Esta análise foi possível visto que o losango didático aponta as relações entre professor, aluno, mundo material e conhecimento científico de forma que, durante a atividade, professores e alunos produzem, comunicam e avaliam o conhecimento. Assim, conseguimos analisar as ações, que no caso são as práticas epistêmicas, realizadas por eles nesse processo.

Além disso, como Méheut & Psillos (17) não apresentam em seus trabalhos aspectos operacionais de como o losango didático pode ser interpretado, as práticas epistêmicas adaptadas são uma forma e contribuição de operacionalizar o uso do losango didático a partir das práticas epistêmicas.

Além da comunicação oral entre professor e alunos durante a atividade, analisamos também os relatórios escolares desenvolvidos pelos alunos.

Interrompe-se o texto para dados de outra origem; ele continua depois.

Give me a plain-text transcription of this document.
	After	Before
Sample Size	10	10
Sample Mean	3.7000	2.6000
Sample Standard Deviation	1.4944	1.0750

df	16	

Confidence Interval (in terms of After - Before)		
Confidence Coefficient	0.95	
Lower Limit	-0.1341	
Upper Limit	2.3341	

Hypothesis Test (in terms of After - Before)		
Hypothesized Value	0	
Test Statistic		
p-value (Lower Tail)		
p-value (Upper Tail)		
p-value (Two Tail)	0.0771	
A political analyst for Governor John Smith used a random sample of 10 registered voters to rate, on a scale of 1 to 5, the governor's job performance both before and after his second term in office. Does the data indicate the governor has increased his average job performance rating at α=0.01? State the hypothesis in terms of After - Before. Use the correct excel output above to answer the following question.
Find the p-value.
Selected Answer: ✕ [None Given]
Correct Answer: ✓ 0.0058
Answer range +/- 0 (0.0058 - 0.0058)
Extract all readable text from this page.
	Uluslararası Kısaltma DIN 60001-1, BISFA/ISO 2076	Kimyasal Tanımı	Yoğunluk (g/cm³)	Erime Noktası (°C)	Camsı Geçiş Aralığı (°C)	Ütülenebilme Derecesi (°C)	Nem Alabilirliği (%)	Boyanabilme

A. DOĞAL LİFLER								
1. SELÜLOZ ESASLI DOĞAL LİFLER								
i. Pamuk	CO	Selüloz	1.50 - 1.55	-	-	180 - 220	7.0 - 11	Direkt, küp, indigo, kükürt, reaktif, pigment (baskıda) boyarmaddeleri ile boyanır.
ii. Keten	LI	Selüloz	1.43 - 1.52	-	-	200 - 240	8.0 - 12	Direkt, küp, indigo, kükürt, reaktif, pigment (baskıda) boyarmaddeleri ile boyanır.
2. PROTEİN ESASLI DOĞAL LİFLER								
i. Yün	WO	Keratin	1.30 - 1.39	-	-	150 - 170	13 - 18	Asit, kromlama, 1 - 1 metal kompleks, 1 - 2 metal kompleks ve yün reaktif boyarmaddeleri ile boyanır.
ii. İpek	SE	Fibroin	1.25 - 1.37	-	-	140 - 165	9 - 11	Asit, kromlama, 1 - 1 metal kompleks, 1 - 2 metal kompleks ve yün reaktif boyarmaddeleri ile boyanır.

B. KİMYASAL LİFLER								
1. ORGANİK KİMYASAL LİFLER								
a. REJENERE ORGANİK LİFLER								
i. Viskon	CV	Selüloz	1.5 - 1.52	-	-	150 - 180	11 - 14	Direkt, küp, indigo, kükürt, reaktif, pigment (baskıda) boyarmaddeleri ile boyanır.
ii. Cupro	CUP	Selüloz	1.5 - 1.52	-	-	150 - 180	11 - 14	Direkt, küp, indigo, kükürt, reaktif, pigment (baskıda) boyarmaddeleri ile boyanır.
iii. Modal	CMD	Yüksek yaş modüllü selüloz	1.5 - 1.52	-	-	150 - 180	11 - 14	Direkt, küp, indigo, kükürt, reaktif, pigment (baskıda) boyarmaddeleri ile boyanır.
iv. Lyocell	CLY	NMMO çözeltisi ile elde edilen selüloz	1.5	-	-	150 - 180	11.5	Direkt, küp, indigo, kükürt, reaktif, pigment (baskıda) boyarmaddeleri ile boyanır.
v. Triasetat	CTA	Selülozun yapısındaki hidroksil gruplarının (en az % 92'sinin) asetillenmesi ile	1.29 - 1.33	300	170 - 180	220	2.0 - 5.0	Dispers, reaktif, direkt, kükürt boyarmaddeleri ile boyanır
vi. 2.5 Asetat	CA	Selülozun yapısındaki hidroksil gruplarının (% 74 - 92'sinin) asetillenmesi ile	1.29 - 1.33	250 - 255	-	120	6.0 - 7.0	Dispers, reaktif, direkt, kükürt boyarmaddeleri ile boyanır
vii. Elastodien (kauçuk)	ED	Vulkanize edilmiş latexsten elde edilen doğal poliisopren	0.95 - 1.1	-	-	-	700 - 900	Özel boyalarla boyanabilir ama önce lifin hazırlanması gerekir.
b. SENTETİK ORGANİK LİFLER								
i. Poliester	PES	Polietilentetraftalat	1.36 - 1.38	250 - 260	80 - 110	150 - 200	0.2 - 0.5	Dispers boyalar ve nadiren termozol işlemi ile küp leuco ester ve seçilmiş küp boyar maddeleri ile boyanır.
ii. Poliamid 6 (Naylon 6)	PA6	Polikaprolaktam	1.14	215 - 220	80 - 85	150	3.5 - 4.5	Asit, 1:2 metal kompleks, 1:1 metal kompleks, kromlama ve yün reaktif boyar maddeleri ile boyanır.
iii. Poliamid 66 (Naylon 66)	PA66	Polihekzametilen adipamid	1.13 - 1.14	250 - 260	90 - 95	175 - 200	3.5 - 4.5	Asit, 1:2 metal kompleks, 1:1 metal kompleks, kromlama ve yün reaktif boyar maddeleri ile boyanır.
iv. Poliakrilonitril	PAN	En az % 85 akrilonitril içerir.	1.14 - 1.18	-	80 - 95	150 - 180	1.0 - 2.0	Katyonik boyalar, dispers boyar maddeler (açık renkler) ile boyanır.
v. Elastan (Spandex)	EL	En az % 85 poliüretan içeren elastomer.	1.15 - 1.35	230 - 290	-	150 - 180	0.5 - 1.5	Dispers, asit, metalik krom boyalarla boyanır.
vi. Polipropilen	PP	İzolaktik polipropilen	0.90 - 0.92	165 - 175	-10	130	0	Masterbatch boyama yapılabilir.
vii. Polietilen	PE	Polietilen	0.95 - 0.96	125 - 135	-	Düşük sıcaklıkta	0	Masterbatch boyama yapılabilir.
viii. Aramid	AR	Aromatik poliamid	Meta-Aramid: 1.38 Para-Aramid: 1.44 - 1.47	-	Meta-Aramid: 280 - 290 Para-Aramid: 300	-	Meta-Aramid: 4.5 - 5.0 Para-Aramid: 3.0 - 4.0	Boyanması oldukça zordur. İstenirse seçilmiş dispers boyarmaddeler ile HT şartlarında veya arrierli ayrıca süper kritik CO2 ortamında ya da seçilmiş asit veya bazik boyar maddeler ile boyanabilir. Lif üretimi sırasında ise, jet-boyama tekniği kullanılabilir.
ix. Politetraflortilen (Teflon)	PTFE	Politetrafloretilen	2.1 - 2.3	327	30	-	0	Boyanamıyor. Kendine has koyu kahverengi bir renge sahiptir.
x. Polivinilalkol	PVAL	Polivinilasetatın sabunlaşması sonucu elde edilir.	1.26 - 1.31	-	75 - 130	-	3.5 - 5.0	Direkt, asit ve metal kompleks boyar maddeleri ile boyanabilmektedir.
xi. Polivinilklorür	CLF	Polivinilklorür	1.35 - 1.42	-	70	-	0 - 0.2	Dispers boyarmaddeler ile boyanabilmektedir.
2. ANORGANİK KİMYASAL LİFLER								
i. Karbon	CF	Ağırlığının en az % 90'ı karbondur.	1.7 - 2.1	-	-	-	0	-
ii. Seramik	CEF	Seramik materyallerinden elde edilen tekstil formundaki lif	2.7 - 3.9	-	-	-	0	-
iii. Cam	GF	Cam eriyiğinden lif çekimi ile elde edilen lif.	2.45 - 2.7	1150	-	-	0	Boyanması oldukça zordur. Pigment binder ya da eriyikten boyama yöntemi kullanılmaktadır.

Essa análise buscou encontrar também as práticas epistêmicas, porém em forma de textos, evidenciando descrição, explicação, generalização, definição, exemplificação, construção de narrativas e cálculos por parte dos alunos, entre outras. (109) Nesse sentido, as práticas referentes ao professor não foram analisadas nos relatórios dos alunos.

Dessa forma, por meio das análises das práticas epistêmicas buscamos entender como a implementação da atividade histórico-investigativa em sala de aula auxiliou no engajamento dos alunos no processo de investigação, favoreceu discussões ao utilizar o texto histórico, ajudou no planejamento e testes dos experimentos, no aprendizado e no entendimento de conhecimentos científicos pelos alunos através da interação entre professor-alunos.